“Passei a ser olhado com atenção/ E fui agradecer pela
opinião/Então senti que o broto estava toda mudada/ Parecia até que estava
apaixonada… Vesti azul! Minha sorte então mudou…”
Me diverti demais com a letra da música que - pasmem! - não
conhecia, e segui em frente pensando no brotinho, no rapaz que de repente teve
sorte… e na vida da gente, que poderia mudar assim, num piscar de olhos,
bastando um amuleto que nos desse confiança para seguir em frente.
Lembrei do Dumbo, o personagem de Walt Disney que acreditava
que voava só por causa de uma pena mágica. Um amuleto oferecido por Timóteo, o
ratinho, para lhe dar confiança. Sem saber que realmente voava, Dumbo quase
colocou tudo a perder quando a pena se soltou de sua tromba. Prestes a se
espatifar no chão, foi alertado por Timóteo, que aos berros disse: “Você
voa!!!!” e assim o fez recuperar as forças e planar.
O tempo nos permite desmistificar certas neuras que insistem
em habitar nosso espírito; vamos adquirindo ginga, fortalecendo nossa alma e
perdendo o medo de arriscar.
Arriscar leveza, sorrisos, audácia. Aprendemos a olhar nos
olhos, a assumir nosso lado mais humano e nem por isso pior.
Outro dia fui abordada com uma pergunta capciosa no meio de
um almoço de família. Da cabeceira da mesa surgiu a dúvida: “E você, não
cozinha nem no fim de semana?” Fui pega de surpresa, e me senti na obrigação de
dar explicações, já que cozinhar nunca foi meu forte. Gaguejando, perdendo a
ginga e deixando a “pena” escapar, fui justificando minha pouca habilidade
culinária. Só depois me dei conta da cilada.
Fui soberba. Quis mostrar que dava conta do recado, quando na
verdade não dou. Poderia ter respondido apenas “Não”.
… um “não” suave, sincero, simples. Um não redentor, olhos
nos olhos, sem culpa.
É difícil aceitarmos nossas incompletudes. E nos habituamos a
escondê-las, como se fossem defeitos. Não são.
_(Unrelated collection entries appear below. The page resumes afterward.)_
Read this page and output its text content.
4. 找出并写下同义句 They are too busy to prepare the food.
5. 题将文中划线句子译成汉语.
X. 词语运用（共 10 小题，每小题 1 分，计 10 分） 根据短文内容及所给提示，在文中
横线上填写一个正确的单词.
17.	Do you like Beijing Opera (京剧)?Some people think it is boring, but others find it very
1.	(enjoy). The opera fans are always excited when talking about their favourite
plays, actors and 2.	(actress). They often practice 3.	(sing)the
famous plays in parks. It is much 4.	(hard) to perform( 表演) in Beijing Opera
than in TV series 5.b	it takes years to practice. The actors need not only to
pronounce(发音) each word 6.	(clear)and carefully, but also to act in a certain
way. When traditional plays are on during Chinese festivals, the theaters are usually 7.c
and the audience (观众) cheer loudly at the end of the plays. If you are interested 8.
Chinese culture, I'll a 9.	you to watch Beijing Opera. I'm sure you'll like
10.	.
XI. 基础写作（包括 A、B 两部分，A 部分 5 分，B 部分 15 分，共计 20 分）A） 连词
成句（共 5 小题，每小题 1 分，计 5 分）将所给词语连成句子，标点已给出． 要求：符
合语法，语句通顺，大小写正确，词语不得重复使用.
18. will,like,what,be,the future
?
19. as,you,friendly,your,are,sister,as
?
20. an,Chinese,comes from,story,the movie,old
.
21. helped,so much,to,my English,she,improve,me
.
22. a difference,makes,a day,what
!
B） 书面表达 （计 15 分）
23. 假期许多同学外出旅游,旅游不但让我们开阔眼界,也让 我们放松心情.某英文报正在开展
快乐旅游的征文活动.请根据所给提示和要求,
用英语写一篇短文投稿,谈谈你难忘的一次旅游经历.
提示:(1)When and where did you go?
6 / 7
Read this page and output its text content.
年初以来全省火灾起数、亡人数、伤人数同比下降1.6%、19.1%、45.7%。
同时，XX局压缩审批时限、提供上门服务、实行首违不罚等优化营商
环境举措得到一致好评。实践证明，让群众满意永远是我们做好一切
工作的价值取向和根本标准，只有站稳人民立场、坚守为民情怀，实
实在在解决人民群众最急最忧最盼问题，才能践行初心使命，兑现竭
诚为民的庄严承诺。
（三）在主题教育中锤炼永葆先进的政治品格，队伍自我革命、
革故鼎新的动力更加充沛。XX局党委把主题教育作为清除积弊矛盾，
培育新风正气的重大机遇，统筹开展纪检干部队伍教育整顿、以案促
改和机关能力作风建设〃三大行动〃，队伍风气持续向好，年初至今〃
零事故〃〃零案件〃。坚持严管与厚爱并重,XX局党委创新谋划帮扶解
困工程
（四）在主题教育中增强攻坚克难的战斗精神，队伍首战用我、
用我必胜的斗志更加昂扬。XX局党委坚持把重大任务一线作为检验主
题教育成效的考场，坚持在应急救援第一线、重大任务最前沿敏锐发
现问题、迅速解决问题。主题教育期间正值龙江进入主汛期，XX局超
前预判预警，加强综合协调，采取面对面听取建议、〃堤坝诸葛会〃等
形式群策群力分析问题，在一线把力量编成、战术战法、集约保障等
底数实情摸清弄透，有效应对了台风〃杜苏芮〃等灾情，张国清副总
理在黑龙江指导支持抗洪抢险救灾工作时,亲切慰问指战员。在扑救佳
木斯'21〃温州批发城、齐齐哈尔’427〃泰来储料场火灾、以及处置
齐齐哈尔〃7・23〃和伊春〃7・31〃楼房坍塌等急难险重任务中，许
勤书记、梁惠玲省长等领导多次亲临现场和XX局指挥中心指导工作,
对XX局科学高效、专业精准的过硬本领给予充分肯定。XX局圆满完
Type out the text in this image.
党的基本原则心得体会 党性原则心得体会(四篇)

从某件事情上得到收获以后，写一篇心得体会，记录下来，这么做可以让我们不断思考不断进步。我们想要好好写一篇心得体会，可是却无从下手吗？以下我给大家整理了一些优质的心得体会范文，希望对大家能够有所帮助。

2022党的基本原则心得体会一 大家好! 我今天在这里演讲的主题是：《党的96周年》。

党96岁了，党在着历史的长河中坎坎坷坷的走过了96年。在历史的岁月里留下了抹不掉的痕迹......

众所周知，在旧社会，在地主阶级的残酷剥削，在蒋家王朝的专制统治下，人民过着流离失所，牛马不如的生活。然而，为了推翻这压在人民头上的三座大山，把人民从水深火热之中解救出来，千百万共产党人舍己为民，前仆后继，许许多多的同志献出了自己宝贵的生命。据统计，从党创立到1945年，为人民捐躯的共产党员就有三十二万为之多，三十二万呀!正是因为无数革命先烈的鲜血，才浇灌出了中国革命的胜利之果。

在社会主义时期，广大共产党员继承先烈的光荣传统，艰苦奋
Tem gente que não dirige, mas faz um risoto de sonho. Outros,
tratam o computador como alien, mas operam lâminas e bisturis com a precisão de
deuses. Tem gente que não cozinha, mas toca Bach ao piano divinamente. Algumas
mães sentam no chão e passam horas brincando. Outras, inventam histórias e
buscam na escola… cada um do seu jeito, certos e incompletos, porque perfeito,
só Deus.
Vestir azul é reconhecer-se apto para o que você tem de
melhor e não se martirizar por aquilo que ainda não é capaz, não gosta ou não
quer.
Passamos muito tempo flertando com a perfeição e pecamos por
excesso de soberba.
Temos dons, mas somos falíveis.
Temos que reconhecer nossos limites, aquilo que não nos cai
bem, o que não é do nosso feitio. Por que essa pretensão de querer dar conta de
tudo?
Se sua “pena” escapar ou a “camisa azul” não estiver
disponível, alivie seu peso. Deixe espaço para aqueles que também lutam por seu
lugar no mundo.
Sigamos em frente com humildade, reconhecendo que um simples
“não consigo” não é sinal de fraqueza, e sim maturidade.